Smoke vs Full Suite — The Tradeoff

The table makes the tradeoff concrete: smoke is fast, hits the real surface, and catches deploy-configuration failures. The full suite is thorough, runs in-process, and catches logic regressions. They are not competing — they are complementary. The smoke suite gates the rollout. The full suite gates the merge.

A common mistake is letting the full suite grow into the smoke gate's role: adding mocked smoke tests to CI, running them on every commit, and calling it "covered." This produces a false sense of safety.

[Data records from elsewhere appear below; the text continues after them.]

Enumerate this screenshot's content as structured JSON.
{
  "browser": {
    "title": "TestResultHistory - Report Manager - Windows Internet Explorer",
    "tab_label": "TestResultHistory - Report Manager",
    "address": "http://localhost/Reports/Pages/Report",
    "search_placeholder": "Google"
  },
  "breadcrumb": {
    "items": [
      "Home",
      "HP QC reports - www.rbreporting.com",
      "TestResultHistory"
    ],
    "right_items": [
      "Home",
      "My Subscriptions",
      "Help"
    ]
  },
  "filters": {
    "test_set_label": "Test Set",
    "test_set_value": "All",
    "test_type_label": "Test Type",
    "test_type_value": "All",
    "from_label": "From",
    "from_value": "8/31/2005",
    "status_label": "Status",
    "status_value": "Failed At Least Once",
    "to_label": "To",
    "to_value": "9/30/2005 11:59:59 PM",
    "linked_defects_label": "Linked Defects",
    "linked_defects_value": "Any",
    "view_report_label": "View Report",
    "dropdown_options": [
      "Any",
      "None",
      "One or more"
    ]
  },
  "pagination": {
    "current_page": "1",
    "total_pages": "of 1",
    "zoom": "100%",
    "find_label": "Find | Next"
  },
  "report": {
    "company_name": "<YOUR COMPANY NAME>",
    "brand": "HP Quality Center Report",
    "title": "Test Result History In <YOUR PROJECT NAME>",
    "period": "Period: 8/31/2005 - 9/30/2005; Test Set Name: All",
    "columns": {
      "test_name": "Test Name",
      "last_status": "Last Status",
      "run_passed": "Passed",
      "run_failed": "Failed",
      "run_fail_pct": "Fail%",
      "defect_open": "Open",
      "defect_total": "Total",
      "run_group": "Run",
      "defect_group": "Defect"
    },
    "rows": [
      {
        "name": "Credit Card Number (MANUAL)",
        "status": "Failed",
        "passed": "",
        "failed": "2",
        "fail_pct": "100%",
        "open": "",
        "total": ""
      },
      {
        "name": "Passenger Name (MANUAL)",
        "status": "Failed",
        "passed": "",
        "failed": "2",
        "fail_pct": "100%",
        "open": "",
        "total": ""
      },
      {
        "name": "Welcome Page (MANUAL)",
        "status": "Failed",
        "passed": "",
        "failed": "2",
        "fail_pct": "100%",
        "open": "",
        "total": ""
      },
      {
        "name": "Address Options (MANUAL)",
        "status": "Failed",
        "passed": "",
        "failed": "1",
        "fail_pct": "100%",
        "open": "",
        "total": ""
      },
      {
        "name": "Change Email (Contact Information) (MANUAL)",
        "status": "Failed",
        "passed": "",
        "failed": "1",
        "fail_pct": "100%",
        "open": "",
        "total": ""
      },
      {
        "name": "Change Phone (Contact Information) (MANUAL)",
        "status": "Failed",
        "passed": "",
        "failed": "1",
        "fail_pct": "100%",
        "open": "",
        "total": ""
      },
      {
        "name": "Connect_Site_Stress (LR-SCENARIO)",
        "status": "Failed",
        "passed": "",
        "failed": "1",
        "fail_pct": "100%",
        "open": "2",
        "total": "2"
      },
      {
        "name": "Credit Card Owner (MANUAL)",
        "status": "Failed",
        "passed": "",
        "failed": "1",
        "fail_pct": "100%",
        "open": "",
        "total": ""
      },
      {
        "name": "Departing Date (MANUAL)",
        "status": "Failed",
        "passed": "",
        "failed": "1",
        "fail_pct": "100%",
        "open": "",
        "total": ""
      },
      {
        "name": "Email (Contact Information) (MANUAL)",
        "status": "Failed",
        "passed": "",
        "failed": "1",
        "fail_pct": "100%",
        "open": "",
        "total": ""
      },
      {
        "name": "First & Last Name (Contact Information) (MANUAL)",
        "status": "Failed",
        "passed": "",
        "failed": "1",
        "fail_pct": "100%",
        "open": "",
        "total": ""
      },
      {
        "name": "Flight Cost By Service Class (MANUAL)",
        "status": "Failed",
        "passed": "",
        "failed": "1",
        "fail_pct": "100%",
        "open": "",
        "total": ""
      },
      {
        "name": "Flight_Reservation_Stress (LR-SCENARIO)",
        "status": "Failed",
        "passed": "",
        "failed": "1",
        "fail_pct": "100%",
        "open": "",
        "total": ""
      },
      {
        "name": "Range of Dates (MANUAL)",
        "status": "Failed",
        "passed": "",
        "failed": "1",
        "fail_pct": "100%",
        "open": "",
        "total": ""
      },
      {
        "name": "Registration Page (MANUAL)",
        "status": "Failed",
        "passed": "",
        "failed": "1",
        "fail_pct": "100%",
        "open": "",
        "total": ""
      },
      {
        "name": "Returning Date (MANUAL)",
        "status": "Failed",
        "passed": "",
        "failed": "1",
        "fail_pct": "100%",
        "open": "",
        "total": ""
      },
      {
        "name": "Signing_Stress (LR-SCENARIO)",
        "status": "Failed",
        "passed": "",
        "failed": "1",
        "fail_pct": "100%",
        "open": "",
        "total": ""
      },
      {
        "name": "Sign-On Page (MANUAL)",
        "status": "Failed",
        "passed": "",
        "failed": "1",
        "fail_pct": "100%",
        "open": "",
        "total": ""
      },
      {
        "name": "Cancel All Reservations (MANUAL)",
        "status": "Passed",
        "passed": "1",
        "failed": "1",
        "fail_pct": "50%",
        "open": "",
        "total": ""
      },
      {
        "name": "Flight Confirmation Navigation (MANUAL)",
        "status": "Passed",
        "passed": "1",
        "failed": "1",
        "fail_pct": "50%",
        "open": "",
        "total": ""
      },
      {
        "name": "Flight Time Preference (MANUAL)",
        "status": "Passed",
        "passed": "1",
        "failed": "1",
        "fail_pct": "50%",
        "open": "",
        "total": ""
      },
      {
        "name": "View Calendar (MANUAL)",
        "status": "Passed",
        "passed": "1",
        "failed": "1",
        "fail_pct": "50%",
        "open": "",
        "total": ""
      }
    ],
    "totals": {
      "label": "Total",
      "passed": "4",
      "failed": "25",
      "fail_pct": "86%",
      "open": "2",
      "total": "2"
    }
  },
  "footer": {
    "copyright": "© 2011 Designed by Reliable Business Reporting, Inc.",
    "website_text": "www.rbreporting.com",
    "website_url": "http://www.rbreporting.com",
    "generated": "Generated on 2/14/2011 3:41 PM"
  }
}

The mocked tests pass because the mocks always work. The real serving surface is never exercised. A broken deploy config — the failure class smoke tests exist to catch — still reaches users.

Keeping the Suite Honest

Three disciplines keep a smoke suite honest over time:

  1. No mocks. Any mock added to a smoke test removes the test from the deployed-surface verification it was designed to provide. Enforce this in code review.
  2. Smoke failures get fixed first. A red smoke is treated as a P0 (the highest-priority incident class: drop everything and fix it now). Not "we'll fix it next sprint." The rollout is blocked until smoke is green.
  3. Add smoke for every new critical path. When a new endpoint becomes load-bearing for users, add a @smoke test for it. The suite should track the service's critical surface, not stay frozen at the initial 5 tests.

The Inline Rule

A deploy pipeline that can reach production without a passing smoke gate is operationally unsafe. The code quality and the deployed instance are separate concerns, and each deserves its own gate. Smoke is the gate for the deployed instance. Make it non-bypassable.